Рыцарь, или Легенда о Михаиле Булгакове — страница 27 из 174

Слава Богу, всё-таки добрались, на этот раз ему даруется жизнь. Брестский вокзал оказывается сплошь заваленным телами спящих в тех же серых солдатских шинелях. Те же шинели заполняют всю привокзальную площадь. Тут и там пылают костры, точно это не величавый город Москва, а полустанок в степи или кочевье татар. К безмолвному зимнему небу поднимаются целые тучи махорного дыма.

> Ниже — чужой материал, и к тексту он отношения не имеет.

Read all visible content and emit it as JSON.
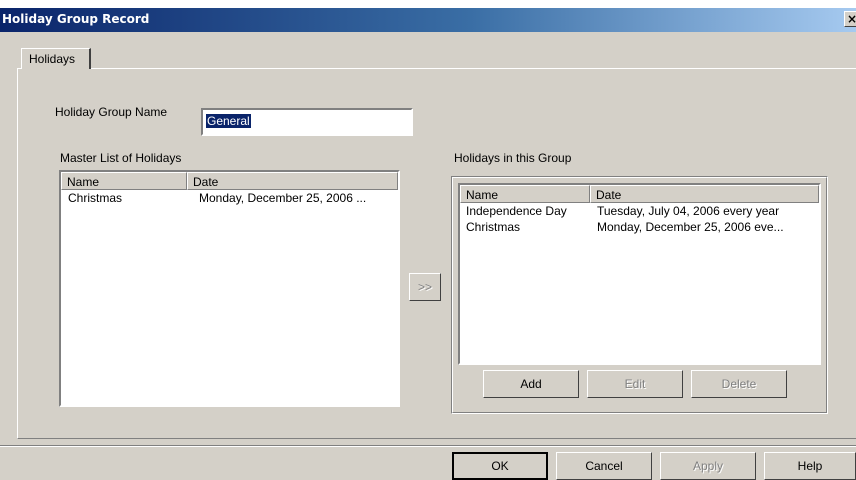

Обнаружить извозчика не удаётся. Говорят, что с первой вестью о второй революции извозчики сами собой исчезают с улиц Москвы. Трамваи ползут переполненными, вызывая в памяти бочки с селёдкой, которые тоже куда-то исчезли, точно и не было никогда прежде сельдей. В трамваях стоит визгливая брань, и невозможно не видеть, что под магическим жезлом революционных событий между людьми вдруг поселилась крутая вражда. До ушей его долетает ещё не знакомый, но многообещающий крик:

— Да тебя надо к стенке приставить!

Я вижу, как мой несчастный герой, интеллигентнейший человек, дружелюбный и мягкий, привыкший видеть людей спокойными, с беспечными лицами, невольно сжимается и с подозрением поглядывает по сторонам и натыкается взглядом на одни озлобленные, непримиримые лица людей, решившихся во что бы то ни стало отстоять своё право, нисколько не считаясь с таким же точно правом других. Да, соглашается он, именно так, приставят к стенке за милую душу, не дожидаясь скорого революционного трибунала, а и революционный трибунал никого не щадит, так и во Франции было, Кареев в Муравишниках говорил.

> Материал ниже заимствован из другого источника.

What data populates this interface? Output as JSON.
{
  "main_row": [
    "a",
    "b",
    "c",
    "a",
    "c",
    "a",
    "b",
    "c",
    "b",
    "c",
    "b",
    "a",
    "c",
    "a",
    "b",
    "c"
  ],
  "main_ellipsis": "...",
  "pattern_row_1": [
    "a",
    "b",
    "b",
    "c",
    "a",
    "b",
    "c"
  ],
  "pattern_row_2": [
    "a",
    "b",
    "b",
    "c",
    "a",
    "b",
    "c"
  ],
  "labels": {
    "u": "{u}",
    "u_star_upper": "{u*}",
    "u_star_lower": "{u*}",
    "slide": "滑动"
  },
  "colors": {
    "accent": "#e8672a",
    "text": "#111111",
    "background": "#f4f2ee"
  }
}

В учреждениях, которые он отчего-то никогда не любил, окончательно водворяется какая-то чепуха. Одни учреждения закрыты совсем на замок, и неизвестно решительно никому, когда они будут открыты. В других комиссары ещё только принимают дела, но по комиссарам тотчас видать, что толку выйдет немного. В третьих же не имеют никакого понятия, что и как надо решать по нынешним шальным временам. Оно и понятно: стенки кругом, попробуй реши.

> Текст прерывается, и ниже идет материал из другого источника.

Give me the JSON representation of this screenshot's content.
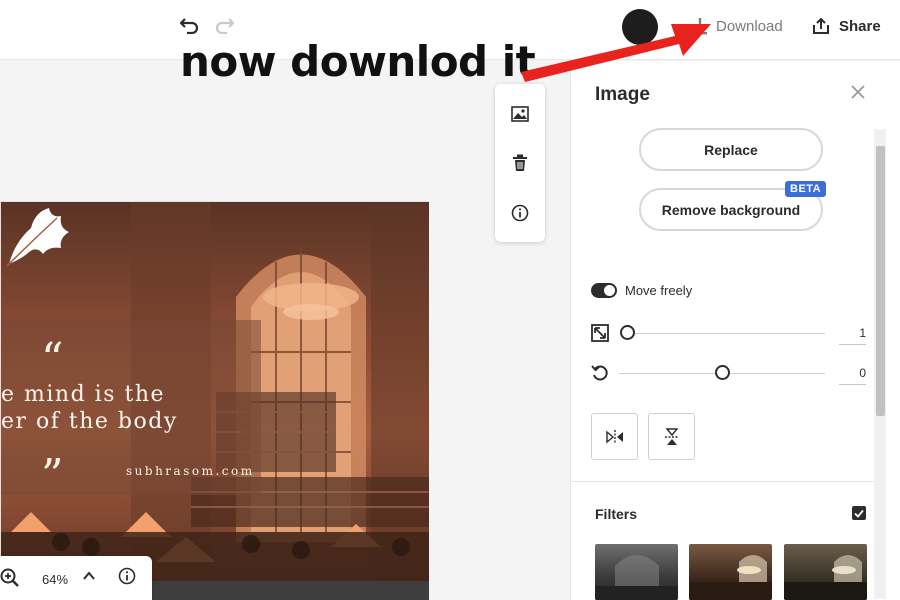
{
  "toolbar": {
    "download_label": "Download",
    "share_label": "Share",
    "undo_icon": "undo-icon",
    "redo_icon": "redo-icon"
  },
  "annotation": {
    "text": "now downlod it",
    "arrow_color": "#e8221c"
  },
  "canvas": {
    "watermark": "om.com",
    "design": {
      "quote_line_1": "e mind is the",
      "quote_line_2": "er of the body",
      "signature": "subhrasom.com",
      "open_quote": "“",
      "close_quote": "”"
    },
    "floating_toolbar": [
      "image-icon",
      "trash-icon",
      "info-icon"
    ]
  },
  "zoom": {
    "value": "64%"
  },
  "panel": {
    "title": "Image",
    "replace_label": "Replace",
    "remove_background_label": "Remove background",
    "beta_badge": "BETA",
    "move_freely_label": "Move freely",
    "move_freely_on": true,
    "scale_value": "1",
    "rotate_value": "0",
    "filters_label": "Filters",
    "filters_checked": true,
    "accent_color": "#3d6dd8"
  }
}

Он колесит по Москве, точно потерянный, не веря глазам. От недавних боёв с юнкерами пострадали целые улицы. Валяются неубранные столбы с перепутанной проволокой. Звенят под ногами медные гильзы, которые тоже не убирает никто, точно дворников тоже не было никогда. Торчат остовы зданий, в частоколе осколков глядят разбитые окна, а стены обезображены вмятинами от пуль. В Художественном дают “Три сестры”. Митингуют у подножия Скобелева, у подножия Пушкина и на Таганке. На Поварской в каждом доме штаб анархистов, всюду пулемёты торчат, во дворах кое-где стоят трёхдюймовки. В “Метрополе” шампанское пьют и расплачиваются простынями неразрезанных керенок. Продовольствия нет, сахара нет, за хлебом вьются громадные сказочные хвосты, которые он видит ещё в первый раз и уже будет видеть до конца своих дней. По Тверской проходят матросы в чёрных бушлатах, с пулемётными лентами через плечо. В кафе поэтов сделана на стене безобразная надпись, способная навсегда убить уваженье к поэтам: “Я люблю смотреть, как умирают дети”. За столиками плотно сидят литераторы, спекулянты, обитатели, искатели развлечений. Рядом с поджаренными кусочками чёрного хлеба, пирожными революции, и чашками кофе воронёной сталью чернеют открытые маузеры.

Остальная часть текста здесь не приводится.